Hoisted On Their Own Petard

President Obama’s Executive Order creating DACA  (Deferred Action for Childhood Arrivals) was unconstitutional. No one challenged it because no one challenged anything President Obama did that was unconstitutional. So President Trump decided to make the Democrats in Congress put up or shut up. He rescinded DACA and gave Congress until March 2018 to come up with an alternative approach. Just for the record, Congress is the branch of government that is supposed to make the law–they are not supposed to be made by Executive Order–all President Trump did was bring us back into alignment with the U.S. Constitution.

The American Thinker posted an article today explaining the dilemma that President Trump created for Senator Schumer by rescinding DACA and giving Congress a deadline. Needless to say, Congress is not good at deadlines.

The article reports:

The “young immigrants” in question re the so-called “Dreamers,” that group of illegal immigrants purportedly brought to this country by their parents, one quarter of whom are functionally illiterate and half of whom have not bothered to learn English.  The Democrats correctly see them as future voters, and hope that chain migration triples or quadruples the 800,000 into millions of new Democrats if they are allowed to gain permanent residence and citizenship.

The problem is that the general public is far from convinced that legalizing a group of border violators likely to become tax consumers, not tax payers, is the most pressing problem facing the nation, worthy of shutting down the government if Democrats don’t get their way. President Trump already called their bluff when they threatened the continuing resolution over DACA last month and the Dems caved and averted a Christmas season government shutdown. Their problem is that a substantial part of their base is angry over that concession to public opinion

The article concludes:

The Senate Democrats have been able to enforce a remarkable degree of party solidarity, far more discipline than the GOP. That is a huge bargaining asset for Schumer, already empowered by his party’s pickup in Alabama. But DACA looks like it could be a wedge issue destroying that disciplinary power.

This is a no-win situation. Harvard graduate Schumer should be asking himself how he got himself into this situation. But of course, he won’t. Either he alienates his base, or he risks adding to the GOP Senate majority by shutting down the government and having Trump fighting back in ways that never would have occurred to Presidents Bush or any establishment Republicans.

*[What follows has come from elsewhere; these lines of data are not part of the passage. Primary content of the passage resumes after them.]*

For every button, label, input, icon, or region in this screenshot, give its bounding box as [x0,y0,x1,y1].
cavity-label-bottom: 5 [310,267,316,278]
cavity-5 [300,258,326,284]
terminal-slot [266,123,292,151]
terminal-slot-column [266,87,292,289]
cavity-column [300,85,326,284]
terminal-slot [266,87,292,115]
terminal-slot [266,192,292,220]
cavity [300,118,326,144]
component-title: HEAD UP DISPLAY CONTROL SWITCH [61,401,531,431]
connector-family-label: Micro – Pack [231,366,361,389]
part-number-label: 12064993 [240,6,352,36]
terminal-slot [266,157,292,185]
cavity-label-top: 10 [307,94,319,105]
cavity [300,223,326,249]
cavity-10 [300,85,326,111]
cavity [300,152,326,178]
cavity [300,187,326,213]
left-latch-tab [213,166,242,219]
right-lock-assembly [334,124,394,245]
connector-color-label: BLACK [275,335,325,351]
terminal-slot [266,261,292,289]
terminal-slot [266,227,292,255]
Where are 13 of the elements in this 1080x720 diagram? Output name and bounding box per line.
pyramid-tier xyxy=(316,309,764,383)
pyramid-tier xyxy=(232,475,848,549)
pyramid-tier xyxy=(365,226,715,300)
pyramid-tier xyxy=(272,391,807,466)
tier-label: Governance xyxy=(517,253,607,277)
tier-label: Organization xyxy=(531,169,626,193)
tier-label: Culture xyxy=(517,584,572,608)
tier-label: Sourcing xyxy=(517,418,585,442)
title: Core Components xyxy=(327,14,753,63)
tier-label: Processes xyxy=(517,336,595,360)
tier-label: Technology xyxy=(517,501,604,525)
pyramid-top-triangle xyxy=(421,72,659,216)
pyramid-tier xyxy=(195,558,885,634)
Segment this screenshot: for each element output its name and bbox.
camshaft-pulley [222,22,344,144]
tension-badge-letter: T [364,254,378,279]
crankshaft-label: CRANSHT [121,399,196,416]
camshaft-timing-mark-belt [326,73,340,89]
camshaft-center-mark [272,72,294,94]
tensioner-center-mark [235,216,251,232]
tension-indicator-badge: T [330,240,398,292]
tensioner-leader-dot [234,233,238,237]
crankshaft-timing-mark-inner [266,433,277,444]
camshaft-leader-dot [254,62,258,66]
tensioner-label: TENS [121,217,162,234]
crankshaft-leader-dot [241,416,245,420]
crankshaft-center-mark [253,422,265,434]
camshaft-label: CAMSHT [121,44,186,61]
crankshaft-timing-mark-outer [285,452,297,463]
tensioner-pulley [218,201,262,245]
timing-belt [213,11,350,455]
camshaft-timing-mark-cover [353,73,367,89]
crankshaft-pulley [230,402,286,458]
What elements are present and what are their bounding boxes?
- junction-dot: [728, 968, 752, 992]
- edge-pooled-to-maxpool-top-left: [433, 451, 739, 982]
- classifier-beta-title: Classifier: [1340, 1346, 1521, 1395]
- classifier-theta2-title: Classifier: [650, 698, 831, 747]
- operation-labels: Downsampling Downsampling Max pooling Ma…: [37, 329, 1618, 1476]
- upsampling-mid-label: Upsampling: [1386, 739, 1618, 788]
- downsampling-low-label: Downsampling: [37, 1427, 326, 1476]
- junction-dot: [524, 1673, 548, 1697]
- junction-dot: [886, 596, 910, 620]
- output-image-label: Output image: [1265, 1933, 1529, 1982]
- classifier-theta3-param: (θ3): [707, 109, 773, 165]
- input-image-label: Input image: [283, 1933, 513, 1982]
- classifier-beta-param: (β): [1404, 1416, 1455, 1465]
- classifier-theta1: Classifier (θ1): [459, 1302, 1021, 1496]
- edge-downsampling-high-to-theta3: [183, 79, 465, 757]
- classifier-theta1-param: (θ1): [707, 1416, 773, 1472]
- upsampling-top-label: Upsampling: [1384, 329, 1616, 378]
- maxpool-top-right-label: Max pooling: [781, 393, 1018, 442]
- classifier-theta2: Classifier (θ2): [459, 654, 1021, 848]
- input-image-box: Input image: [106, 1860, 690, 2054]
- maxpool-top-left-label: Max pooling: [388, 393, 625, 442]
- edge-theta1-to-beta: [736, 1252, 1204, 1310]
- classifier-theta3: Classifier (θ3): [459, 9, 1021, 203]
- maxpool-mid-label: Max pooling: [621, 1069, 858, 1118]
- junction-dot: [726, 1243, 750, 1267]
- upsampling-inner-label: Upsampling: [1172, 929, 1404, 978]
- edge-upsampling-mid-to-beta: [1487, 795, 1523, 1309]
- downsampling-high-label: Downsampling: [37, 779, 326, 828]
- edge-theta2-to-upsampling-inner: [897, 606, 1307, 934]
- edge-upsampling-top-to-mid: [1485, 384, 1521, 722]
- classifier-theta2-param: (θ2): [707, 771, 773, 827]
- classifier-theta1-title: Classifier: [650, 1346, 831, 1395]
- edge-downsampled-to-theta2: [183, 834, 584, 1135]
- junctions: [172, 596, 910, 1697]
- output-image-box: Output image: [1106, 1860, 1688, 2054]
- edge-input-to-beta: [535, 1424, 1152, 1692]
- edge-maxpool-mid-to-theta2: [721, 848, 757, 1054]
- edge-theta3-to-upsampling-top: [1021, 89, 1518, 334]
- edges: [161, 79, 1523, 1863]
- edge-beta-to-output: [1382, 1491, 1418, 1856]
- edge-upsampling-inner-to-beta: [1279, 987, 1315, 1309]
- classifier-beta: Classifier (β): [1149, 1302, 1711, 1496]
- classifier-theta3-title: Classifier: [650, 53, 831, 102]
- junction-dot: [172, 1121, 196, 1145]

There is also another part of this issue–not all of the dreamers have been model citizens–they have included a number of MS 13 gang members. As Americans see the personal safety risks involved in blanket amnesty for the dreamers, they may demand that each dreamer be looked at as an individual case. We also need to remember that a large percentage of the dreamers are in their thirties by now. This should make it fairly easy to determine who is an asset to our country and who is a liability. Individual meret should be the basis of creating a path toward citizenship.